Yes you can! Lycra or no lycra, Brake the Cycle rides are open to all.
Cycle touring isn’t the preserve of cycling clubs and the super fit, and is a great way to see the world as our very own Tom Shakhli explains...
Me, on a cycling tour? Really?
Yes, really. We like to think of ourselves as offering the most accessible cycling tours by any provider out there. That’s not to say that they are a doddle. It’s more a statement that reflects the help that we give you before and during the tour to give you a little boost. Provided that you can cycle, you have a serviced bike, and you’re able to commit to a couple of training rides beforehand just to give you a bit of saddle time, then trust us, you can do it. We are on hand to talk to you throughout the time leading up to your tour, to consult over bike choices, and to give you training ideas. Once you’ve arrived with us on a tour, and there’s no turning back, you will soon be part of a supportive environment with other riders watching your back, and by the time you’ve made it to the end of day one, you’ll wonder why you didn’t think about doing a cycle tour years ago. You’re already on your way.
So who goes on Brake the Cycle tours?
For quite a lot of people who cycle with us, it’s been their first experience of touring. When registering for a tour, we ask you to fill in a form to tell us a bit more about your background and experience on the bike. We quickly find out who will want more support and information and who is more ready to go. We’ve had people on our tours who are members of cycling clubs and on certain tours (particularly those in mountain regions), they have told us that they’ve found the ride challenging. However, we’ve also had newbies on some of the hardest tours. By the end of the trip the gap between the fastest and the slowest narrows as muscles as well as confidence grow. We always cycle in groups, making sure that everyone is in a group that they find comfortable in terms of speed. It’s not a race, and you’re never left behind.

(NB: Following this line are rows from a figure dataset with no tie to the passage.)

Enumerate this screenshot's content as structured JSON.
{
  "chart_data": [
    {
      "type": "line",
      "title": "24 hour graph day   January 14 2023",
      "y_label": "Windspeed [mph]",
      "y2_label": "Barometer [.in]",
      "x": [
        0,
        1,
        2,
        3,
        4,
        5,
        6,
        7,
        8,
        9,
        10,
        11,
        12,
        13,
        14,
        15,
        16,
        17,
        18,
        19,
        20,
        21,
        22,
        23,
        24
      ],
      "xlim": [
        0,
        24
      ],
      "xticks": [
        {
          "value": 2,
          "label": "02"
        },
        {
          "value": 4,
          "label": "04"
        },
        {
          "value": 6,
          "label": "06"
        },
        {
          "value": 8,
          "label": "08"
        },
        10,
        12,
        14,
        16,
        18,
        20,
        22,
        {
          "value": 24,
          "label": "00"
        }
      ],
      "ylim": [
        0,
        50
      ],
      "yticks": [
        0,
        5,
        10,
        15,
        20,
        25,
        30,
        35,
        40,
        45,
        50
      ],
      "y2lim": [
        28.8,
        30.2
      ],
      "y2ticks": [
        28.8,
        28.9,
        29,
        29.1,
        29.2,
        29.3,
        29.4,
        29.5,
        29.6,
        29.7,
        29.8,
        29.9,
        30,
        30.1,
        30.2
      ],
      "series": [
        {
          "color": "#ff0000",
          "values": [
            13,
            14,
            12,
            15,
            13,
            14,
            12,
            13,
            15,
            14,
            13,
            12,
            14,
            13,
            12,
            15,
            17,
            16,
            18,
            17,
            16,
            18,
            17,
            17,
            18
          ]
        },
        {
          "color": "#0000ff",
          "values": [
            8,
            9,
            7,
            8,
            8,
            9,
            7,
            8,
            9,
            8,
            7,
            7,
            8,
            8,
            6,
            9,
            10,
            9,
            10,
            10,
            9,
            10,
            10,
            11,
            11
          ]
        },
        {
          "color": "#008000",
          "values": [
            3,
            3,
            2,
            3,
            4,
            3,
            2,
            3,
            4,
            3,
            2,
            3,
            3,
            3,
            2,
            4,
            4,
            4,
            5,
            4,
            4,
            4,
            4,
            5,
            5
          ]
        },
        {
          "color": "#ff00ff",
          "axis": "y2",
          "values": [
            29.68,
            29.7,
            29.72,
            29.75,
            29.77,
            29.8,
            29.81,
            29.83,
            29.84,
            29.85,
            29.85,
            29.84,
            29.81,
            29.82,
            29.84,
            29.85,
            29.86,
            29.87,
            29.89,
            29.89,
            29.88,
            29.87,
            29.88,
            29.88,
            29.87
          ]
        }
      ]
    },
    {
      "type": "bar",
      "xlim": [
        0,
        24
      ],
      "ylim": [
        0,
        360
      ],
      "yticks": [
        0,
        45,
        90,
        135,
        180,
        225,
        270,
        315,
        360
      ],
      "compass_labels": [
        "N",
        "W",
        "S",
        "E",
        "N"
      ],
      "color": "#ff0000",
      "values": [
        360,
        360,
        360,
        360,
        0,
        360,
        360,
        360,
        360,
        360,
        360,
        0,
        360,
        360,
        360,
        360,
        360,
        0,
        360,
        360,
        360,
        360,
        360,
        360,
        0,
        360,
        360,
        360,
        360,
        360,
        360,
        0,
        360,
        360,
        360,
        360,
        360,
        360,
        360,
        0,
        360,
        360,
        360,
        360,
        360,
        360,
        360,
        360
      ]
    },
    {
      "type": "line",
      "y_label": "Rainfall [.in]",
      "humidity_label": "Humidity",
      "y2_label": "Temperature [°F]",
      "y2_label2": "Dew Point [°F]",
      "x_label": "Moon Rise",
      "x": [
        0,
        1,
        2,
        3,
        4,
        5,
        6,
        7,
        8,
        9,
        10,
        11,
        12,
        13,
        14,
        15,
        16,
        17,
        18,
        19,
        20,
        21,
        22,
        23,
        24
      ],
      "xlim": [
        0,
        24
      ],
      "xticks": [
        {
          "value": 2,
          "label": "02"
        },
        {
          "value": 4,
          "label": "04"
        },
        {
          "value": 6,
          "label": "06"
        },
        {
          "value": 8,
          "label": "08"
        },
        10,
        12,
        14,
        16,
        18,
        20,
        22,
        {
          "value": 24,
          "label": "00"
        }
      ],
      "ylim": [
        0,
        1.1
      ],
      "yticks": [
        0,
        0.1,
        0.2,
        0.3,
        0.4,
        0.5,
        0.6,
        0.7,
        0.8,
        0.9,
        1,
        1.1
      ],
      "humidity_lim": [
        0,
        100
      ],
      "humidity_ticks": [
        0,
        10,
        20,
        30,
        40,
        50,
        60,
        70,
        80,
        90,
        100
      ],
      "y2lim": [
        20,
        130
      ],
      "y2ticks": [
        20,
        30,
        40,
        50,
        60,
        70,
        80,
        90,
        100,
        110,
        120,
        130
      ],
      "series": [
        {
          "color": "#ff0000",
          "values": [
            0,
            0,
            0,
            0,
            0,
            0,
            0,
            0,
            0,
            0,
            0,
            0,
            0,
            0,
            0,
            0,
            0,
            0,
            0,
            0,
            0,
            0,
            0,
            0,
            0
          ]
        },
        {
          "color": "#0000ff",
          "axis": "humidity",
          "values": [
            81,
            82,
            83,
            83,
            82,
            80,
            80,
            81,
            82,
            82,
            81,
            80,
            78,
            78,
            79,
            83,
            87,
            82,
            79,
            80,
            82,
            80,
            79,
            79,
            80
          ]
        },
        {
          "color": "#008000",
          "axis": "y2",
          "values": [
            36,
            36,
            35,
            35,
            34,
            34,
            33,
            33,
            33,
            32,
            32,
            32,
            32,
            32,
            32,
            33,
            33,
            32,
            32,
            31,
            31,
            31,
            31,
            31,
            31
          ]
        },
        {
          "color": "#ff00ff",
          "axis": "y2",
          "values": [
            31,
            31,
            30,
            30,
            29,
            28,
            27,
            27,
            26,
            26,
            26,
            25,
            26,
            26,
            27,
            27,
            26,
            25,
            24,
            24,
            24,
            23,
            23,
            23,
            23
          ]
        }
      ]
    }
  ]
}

Is everyone together, like, all the time?
No! We're well aware that while it's great to make friends and support one another, for pretty much everyone who comes on tour with us having some time alone is an important part of their trip. Nobody is forced to be part of any group activity, whether that's eating, cycling, or sharing a space. For some people, the time you spend on the bike is essentially alone time, where you might be near other riders but in your own space, and that's enough. Most people bring their own tents and so the time at the end of the day in their tent is a chance to spend a bit of time by yourself. Nobody is judged if they want to spend an evening by themselves, go for a walk, or sit in silence. We all have our reasons for wanting to go away and challenge ourselves with this type of trip, and we know that being part of a group is not always what people need.
Do I need to wear lycra or be a young gun to take part?
Lycra shorts are pretty helpful for long rides as they’re generally more comfortable and lightweight. What you definitely don’t need to do is go full lycra. You’re more than welcome to of course, but a typical Brake the Cycle tour is a mixture of people wearing t-shirts and cycling jerseys, depending on the weather.
In terms of who comes on our tours, we attract a diverse bunch. Our eldest participant has been 65 and our youngest 19, the average being 34. About 55% of riders are women.
It depends on the day and the tour you're on. Some days are designed to be shorter, either to offer active recovery after a hard ride day or to give us more time at an interesting project. But the average is about 55 miles or 90 km. Generally what makes a day more challenging is the amount of climbing we have to do. Tours with more climbing are graded 4-5 whereas flatter ones will be 2-3. You can see the various cycling grades and which tours are in those grades here.
We'd highly recommend a tourer, road bike or hybrid. 95% of our cycling will be on tarmac roads with the remaining 5% being dirt or gravel tracks to access projects. For tours which are grade 3 or more, we’d recommend considering the gearing available to you and making sure it’s as friendly to climbing up hills as possible. If you’re unsure about your bike, by all means get in touch with us, perhaps with a photo of it and we can give our honest opinion.
It depends on your current level and which challenge you're joining, but generally as a guide you should be able to cycle 50-60 miles with 2,000-3,000 feet climbing and it not overly trouble you (with a few breaks, of course). An equivalent ride would be something like London to Brighton. To get to that point, you would probably need to do 3-4 shorter rides building up to it. Any supplementary training you can do, such as a spin class, would be a bonus.
Do you run any training weekends or rides?
Yes we will run evening and daily rides over the summer. Check out our Facebook page to keep up to date with these and to book on.
Full disclaimer: I own a road bike and wear lycra, but on a Brake the Cycle tour I wear a bright Hawaiian shirt (with cycling shorts) as soon as the sun is out!